Stock Market

Buy Stocks Now After Huge Rout, Fundstrat Says

  • Buy the dip in stocks after Tuesday’s rout because the market bottomed months ago, Fundstrat says.
  • The S&P 500 historically bottoms shortly after inflation peaks, which many believe it did in June. 
  • The percentage of bearish stocks suggests this may be the lowest of the low, meaning it’s time to buy the dip.

Now is the time to buy the dip in stocks as data shows that inflation is falling and the market bottomed out in June, according to Fundstrat.

Stocks suffered their largest one-day decline in two years on Tuesday after the August Consumer Price Index report showed inflation slightly above expectations, clocking in at 8.3%. 

“But this does not mean stocks have to break below the June lows,” Fundstrat’s Tom Lee said in a note on Friday.

Although it did cement expectations for another aggressive rate hike by the Federal Reserve, Lee pointed to the fact that inflation was still coming down, declining .8 percentage points from June’s inflation reading of 9.1%. And out of the 14 reports of economic data that have rang in over the past two weeks, 12 showed signs of falling inflation, including the Producer Price Index, and surveys from the Institute from the Supply Management. 

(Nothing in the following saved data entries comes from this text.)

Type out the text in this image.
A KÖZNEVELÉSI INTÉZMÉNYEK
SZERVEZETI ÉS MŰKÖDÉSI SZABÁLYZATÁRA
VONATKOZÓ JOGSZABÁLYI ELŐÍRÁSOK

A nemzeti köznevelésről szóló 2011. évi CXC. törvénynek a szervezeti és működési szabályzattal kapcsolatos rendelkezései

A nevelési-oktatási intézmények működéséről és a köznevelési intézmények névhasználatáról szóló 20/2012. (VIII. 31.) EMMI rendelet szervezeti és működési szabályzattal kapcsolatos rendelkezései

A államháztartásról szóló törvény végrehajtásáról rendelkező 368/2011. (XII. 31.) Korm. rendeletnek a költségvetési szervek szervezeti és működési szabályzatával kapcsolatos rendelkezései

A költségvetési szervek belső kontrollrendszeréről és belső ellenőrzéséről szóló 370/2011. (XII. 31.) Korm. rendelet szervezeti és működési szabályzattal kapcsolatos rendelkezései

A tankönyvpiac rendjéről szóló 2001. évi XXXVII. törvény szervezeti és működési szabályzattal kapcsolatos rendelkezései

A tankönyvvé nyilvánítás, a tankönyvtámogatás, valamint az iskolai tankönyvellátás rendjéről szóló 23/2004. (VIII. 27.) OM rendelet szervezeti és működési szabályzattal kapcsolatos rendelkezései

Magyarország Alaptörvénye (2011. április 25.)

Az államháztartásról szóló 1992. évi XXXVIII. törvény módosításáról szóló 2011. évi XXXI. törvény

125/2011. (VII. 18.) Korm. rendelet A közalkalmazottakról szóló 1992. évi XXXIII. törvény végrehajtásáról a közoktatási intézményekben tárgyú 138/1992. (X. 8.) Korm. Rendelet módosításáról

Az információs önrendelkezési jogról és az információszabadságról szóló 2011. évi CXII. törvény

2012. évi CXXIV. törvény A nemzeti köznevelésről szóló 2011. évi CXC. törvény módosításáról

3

A historical view of the S&P 500 shows the index bottoming after a peak in headline inflation. 

Lee also noted that the percentage of S&P 500 stocks in a bear market — those that have fallen more than 20% from their 52% week high — was at 73% in June, with anything above 70% typically representing a market bottom.

Lee thinks the recent sell-off could have taken the S&P 500 above that threshold again, flashing another signal for investors to buy.

“Even for those in the ‘inflationista’ camp or even the ‘we are in a long-term bear’ camp, the fact is, if headline CPI has peaked, the June 2022 equity lows should be durable,” Lee said. He previously predicted the S&P 500 would rally to all-time-highs of 4800, despite the index tanking in the first half of the year. That would mark a 24% increase from current levels.